Read on to discover what I have learned as a hot tub owner and from independent research…

Is it normal for hot tub water to smell like ammonia?

It is not normal to have an ammonia smell in a hot tub. An ammonia smell is an indicator that the sanitizer has been rendered ineffective by contaminants, and the hot tub should not be used until the water has been cleaned.

In fact, a hot tub shouldn’t have an offensive smell at all.

If a hot tub is being properly maintained, there’d be no ammonia smell, just the smell of the sanitizer used in treating the water.

The ammonia smell is a sign that the hot tub hasn’t been properly sanitized. The ammonia-like smell is triggered by the presence of chloramines in the hot tub’s water.

Chloramines? Yes, what are they, and are they harmful?

Chloramines are formed when chlorine combines with ammonia. Chloramines are chlorine molecules that have gone bad.

This results from nitrogen (ammonia) being more attracted to the chlorine atom than the hydrogen atom. The foul smell is common when bromine is used as a starting stabilizer.

Chloramines can cause leaching of lead from lead pipes.

This lead leached by chloramine could lead to lead poisoning. And lead poisoning can lead to neurological damage, other health challenges, and even death in small children.

Luckily, that’s a non-issue in most modern hot tubs. But it could be an issue with old hot tubs or possibly in-ground hot tubs.

Chlorine is one of the chemicals used in treating water, while ammonia, in this context, is from perspiration, oil, and urine, unwittingly left in the tub by bathers. They form an “unholy alliance.”

Apart from the smell, there are times when a hot tub is cloudy, right?

What causes it? In a recent article of mine, an in-depth expose, I examined all the possible causes and how you can fix the cloudy and smelly tub.

Just click that link to read it on my site.

Does bromine cause an ammonia smell in a hot tub?

Bromine does not cause the same chemical reaction as chlorine that can create an ammonia smell in a hot tub. So ammonia odors in a hot tub are less common when bromine sanitizer is used but can still occur if chlorine shock is used.

The smell is not caused by bromine but by chloramines, which are chlorine molecules that have gone bad. They are effectively chlorine’s waste products. Bromine is an alternative sanitizer that I use and prefer than chlorine.

Why? Chlorine and heat do not play nice together.

Chlorine is great for swimming pools, where the temperature is not high. But, in a hot tub, it breaks down faster. It also has a drying, stingy, and of course, stinky character.

If you have sensitive eyes, skin, and nose, you want to be careful with how you use chlorine.

Chlorine sanitizer has to be used multiple times throughout the week due to how quickly it breaks down. With the bromine tablets I use, I simply put 4-6 in a floater weekly, and that’s it.

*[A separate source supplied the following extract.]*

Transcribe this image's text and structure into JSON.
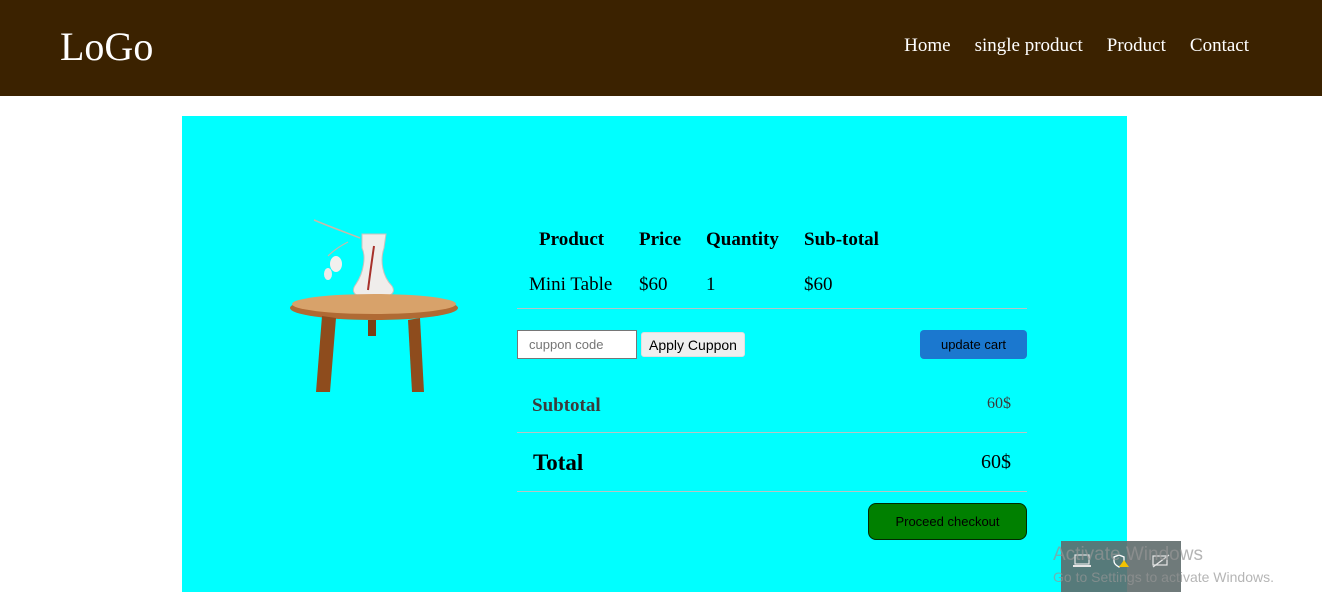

Now, bromines also produce a waste product, bromamines, but these are not as noxious as chloramines.

Bromine is a more stable sanitizer, even when applied in water that’s high in temperature. It’s gentler on the skin, and its effect on your hut tub water lasts longer.

But both should never be used together as a sanitizer! You have to choose. But it is OK to use bromine sanitizer and chlorine shock.

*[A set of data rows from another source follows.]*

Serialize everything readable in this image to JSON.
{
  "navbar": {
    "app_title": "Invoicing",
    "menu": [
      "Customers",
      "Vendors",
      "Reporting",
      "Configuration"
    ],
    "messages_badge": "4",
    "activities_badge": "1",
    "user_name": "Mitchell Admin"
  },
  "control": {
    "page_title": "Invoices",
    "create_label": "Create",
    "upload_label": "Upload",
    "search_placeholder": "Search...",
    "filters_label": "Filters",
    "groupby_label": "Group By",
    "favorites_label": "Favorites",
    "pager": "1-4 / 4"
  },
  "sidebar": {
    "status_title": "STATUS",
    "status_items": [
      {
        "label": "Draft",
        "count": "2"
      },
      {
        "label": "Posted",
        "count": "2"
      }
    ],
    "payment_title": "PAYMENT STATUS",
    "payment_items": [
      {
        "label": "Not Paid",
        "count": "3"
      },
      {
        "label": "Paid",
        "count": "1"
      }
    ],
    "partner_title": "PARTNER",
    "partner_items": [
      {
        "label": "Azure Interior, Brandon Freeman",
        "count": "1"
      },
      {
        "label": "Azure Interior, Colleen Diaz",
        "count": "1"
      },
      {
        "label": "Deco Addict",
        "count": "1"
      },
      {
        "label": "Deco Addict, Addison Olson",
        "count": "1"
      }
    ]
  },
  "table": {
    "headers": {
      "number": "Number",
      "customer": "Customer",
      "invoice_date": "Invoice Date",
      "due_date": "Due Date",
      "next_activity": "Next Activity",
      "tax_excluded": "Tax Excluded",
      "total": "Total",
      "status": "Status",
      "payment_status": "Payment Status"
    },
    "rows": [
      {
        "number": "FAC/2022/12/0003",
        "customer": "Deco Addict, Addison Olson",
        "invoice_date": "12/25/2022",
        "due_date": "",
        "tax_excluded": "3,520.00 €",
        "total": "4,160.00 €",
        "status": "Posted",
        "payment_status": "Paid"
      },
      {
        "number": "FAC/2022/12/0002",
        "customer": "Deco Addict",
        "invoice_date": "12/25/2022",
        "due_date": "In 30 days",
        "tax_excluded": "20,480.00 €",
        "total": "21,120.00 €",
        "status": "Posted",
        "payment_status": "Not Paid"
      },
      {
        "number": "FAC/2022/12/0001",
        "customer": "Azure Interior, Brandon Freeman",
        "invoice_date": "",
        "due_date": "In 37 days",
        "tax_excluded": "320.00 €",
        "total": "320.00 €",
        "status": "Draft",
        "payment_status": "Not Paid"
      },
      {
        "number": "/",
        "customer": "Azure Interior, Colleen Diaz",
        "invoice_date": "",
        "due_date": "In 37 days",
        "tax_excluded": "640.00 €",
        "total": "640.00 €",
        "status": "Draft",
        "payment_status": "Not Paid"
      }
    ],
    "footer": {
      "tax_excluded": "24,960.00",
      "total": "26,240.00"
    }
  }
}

Should I avoid my hot tub if it smells like ammonia?

As a general rule, never use a hot tub that smells like ammonia. The ammonia smell is a sign that something is not right and may not be safe or pleasant to soak in.

It’s either a sign the water’s been improperly treated, or it’s due for another treatment.

In fact, it’s a reaction of chlorine and perspiration, oil, and urine. It’s gross, and at the same time, it reduces the pleasurable experience you’re hoping for.

The smell is due to chloramines which we looked at in an earlier section.

They are chlorine molecules that have “spoilt.” This occurs when ammonia gets more attracted to the chlorine atom than the hydrogen atom. It’s the reaction that gives off the awful odor. You don’t want to sit in that.

We’ll look at how to get rid of the smell in a bit. You might also be curious about how often you should change your hot tub water.

A recent article of mine offers tips. In it, I explained that 3-6 months is ideal, depending on the frequency of use.

And that you should ensure proper water chemistry through testing and adjusting. The filters should be cleaned regularly and replaced as needed.

Just click that link to read the article on my site.

How do I get rid of the ammonia smell in my hot tub?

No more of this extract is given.